De nombreux programmes, sans être directement politiques, contribuent néanmoins à conforter et à consolider les démocraties naissantes. C'est par exemple le cas des actions menées pour la pérennisation et le développement du pluralisme médiatique et pour l'amélioration de la qualité de l'information délivrée à l'opinion publique au Sud. Le Fonds d'aide à la presse écrite indépendante, qui, là encore, fonctionne à partir d'avis d'experts et non pas selon le souhait d'une administration quelconque, a ainsi depuis trois ans permis à une cinquantaine de journaux indépendants du Sud de se développer ou de se renforcer. Bien souvent, cette aide, qu'elle soit financière, matérielle ou de formation, a favorisé la survie de ces titres triés sur le volet pour leur qualité. Parallèlement a été mis en place le réseau Médiaf, dont l'objectif est d'encourager la circulation des informations au niveau régional : depuis Lomé, un correspondant journaliste de l'Agence analyse tous les jours la presse du réseau et suscite des collaborations, attire l'attention sur des sujets originaux, favorise la réalisation de dossiers thématiques qui sont diffusés et repris dans la presse des journaux membres. Par cette circulation horizontale de l'information, la Francophonie contribue à en améliorer la qualité en ne faisant plus dépendre les journaux des seules dépêches des grandes agences mondiales dont l'Afrique est souvent absente.
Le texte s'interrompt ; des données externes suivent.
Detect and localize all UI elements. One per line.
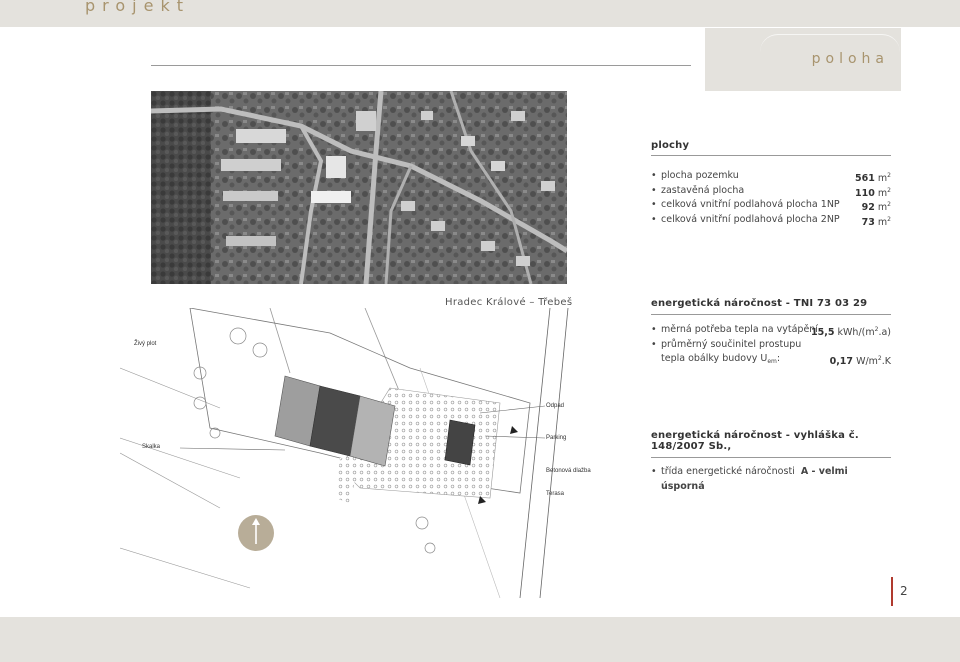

Autre expérience, enfin, celle de la constitution d'un réseau d'une cinquantaine de radios rurales africaines, soutenues par la Francophonie, qui a directement négocié leur existence avec les Etats ; ces derniers prenant l'engagement de ne pas s'ingérer dans leurs activités dès lors qu’elles se cantonnent dans leur rôle de radios de proximité et de service... Quoique cette action ne soit pas, là encore, directement politique, elle n'en contribue pas moins à asseoir dans ces pays un pluralisme de l'information dont a nécessairement besoin toute société en voie de démocratisation.